More complete history might include the following:

*       Description of nipple (inverted? Drainage?)
*       Secondary signs such as breast asymmetry or skin changes.
*       Presence or absence of axillary lymph nodes
*       Fever (as with an abcess)
*       Relationship of symptoms to her period
*       Whether a mammogram was ever done in the past 

It appears there may be some breast skin changes on the digital image similar to peau d'orange (orange peel)and that makes it more suspicious for cancer. 

Because the most serious consideration is of course breast cancer.  Risk factors for breast cancer should be evaluated.  These include:
*       Age over 50
*       Personal or family history of breast cancer or other cancers
*       Early menarche (before age 12)
*       Late menopause (after 50)
*       Overweight
*       Childless or first pregnancy after age 30  

These could be explored.  (I realize she has no children, but I don't know if she was ever pregnant) 

Because her mass isn't subtle it may be considered a "dominant mass" - particularly if it persists throughout the menstral cycle.  The initial objective is to determine if it is cystic or solid mass.   

One approach is to consider initially aspirating the mass with a needle by someone comfortable with  this procedure.  A simple breast cyst has a low probability of being malignant and may resolve from this procedure.  If there is no resolution of the mass within 7 days or if the mass is appears to be solid, the breast should be evaluated by ultrasound or mammogram as soon as possible. (In women less than 35, breasts may be more difficult to image by mammogram so ultrasound is probably the best way to go.) If aspirated fluid is bloody or if solid, early consult with a surgeon is recommended. 

The other approach is to go directly for the ultrasound.  If it is cystic, it can be considered low probability for malignancy and may then be treated with either aspiration or by serial breast exams to confirm that it is resolving.   
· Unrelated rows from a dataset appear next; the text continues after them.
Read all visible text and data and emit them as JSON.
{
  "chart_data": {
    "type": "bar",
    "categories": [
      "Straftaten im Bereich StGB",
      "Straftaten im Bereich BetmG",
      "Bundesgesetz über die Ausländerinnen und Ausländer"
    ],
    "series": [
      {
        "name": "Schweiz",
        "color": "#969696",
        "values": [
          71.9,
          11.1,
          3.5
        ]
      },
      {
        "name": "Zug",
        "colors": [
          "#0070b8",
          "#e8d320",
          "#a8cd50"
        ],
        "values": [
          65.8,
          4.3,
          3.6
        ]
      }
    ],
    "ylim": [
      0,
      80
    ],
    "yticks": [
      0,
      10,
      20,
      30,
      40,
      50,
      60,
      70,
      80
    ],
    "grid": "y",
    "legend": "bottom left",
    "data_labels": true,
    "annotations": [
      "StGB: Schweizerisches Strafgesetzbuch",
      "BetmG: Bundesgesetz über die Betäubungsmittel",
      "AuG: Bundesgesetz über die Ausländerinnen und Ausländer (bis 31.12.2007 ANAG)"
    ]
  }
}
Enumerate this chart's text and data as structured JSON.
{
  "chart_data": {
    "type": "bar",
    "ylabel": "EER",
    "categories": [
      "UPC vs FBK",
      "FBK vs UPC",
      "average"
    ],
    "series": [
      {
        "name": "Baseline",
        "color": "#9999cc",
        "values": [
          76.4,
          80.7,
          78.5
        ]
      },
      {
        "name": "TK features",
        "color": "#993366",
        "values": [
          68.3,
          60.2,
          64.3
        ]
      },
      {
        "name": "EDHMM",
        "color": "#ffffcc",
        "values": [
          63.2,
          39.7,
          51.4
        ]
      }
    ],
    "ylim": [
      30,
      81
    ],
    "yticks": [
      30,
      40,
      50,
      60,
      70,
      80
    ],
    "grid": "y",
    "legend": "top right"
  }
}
She doesn't seem to have many risk factors for cancer, but because of the size and what appears to be skin changes on the image, the ultrasound to differentiate a cystic from a solid mass sounds like a good first step, with a possible early surgical consult if it appears to be solid seems like a good approach.  If needed, the surgeon will likely do either a needle biopsy, or excisional or incisional biopsy.